Where interpretation differs (only where needed)
Two phrases can be read in more than one reasonable way.
First, “Deliver me in your righteousness” (v.2). Some read “righteousness” mainly as God’s moral rightness expressed in judging fairly and setting things right. Others read it mainly as God’s dependable faithfulness to protect those who rely on him (his reliability in keeping covenant commitments). Both readings fit the psalm’s logic: the speaker wants rescue that is consistent with who God is.
Second, “Give the command to save me” (v.3). Some hear royal or courtroom imagery—God issues an authoritative order that changes the situation. Others take it as simpler language for decisive action: the speaker asks God to speak the word and make deliverance happen.

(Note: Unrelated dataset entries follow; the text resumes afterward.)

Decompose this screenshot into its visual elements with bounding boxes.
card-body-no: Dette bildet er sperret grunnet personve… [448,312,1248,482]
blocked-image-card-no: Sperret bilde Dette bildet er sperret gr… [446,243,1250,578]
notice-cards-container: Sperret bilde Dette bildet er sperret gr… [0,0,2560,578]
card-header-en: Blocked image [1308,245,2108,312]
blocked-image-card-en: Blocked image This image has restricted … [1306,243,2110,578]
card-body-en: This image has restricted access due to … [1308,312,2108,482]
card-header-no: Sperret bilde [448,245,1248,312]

Why the disagreement exists
The disagreement exists because the key words are flexible in ordinary Hebrew prayer language, and the psalm does not explain the mechanism. The psalm also mixes metaphors (rock/fortress + “command”), so readers differ on whether to picture formal public judgment, a kingly decree, or a more general act of power.
What this passage clearly contributes
Explicitly, the psalm shows (1) a theology of God as reliable refuge, (2) a view of danger that includes social and public dimensions (shame, observers), and (3) an argument-from-relationship: lifelong trust becomes a reason the speaker expects help. It also contributes language for understanding praise as the continuing response to a life sustained by God (“I will always praise you,” v.6), without defining exactly how deliverance will arrive or how observers (“many”) will interpret the outcome.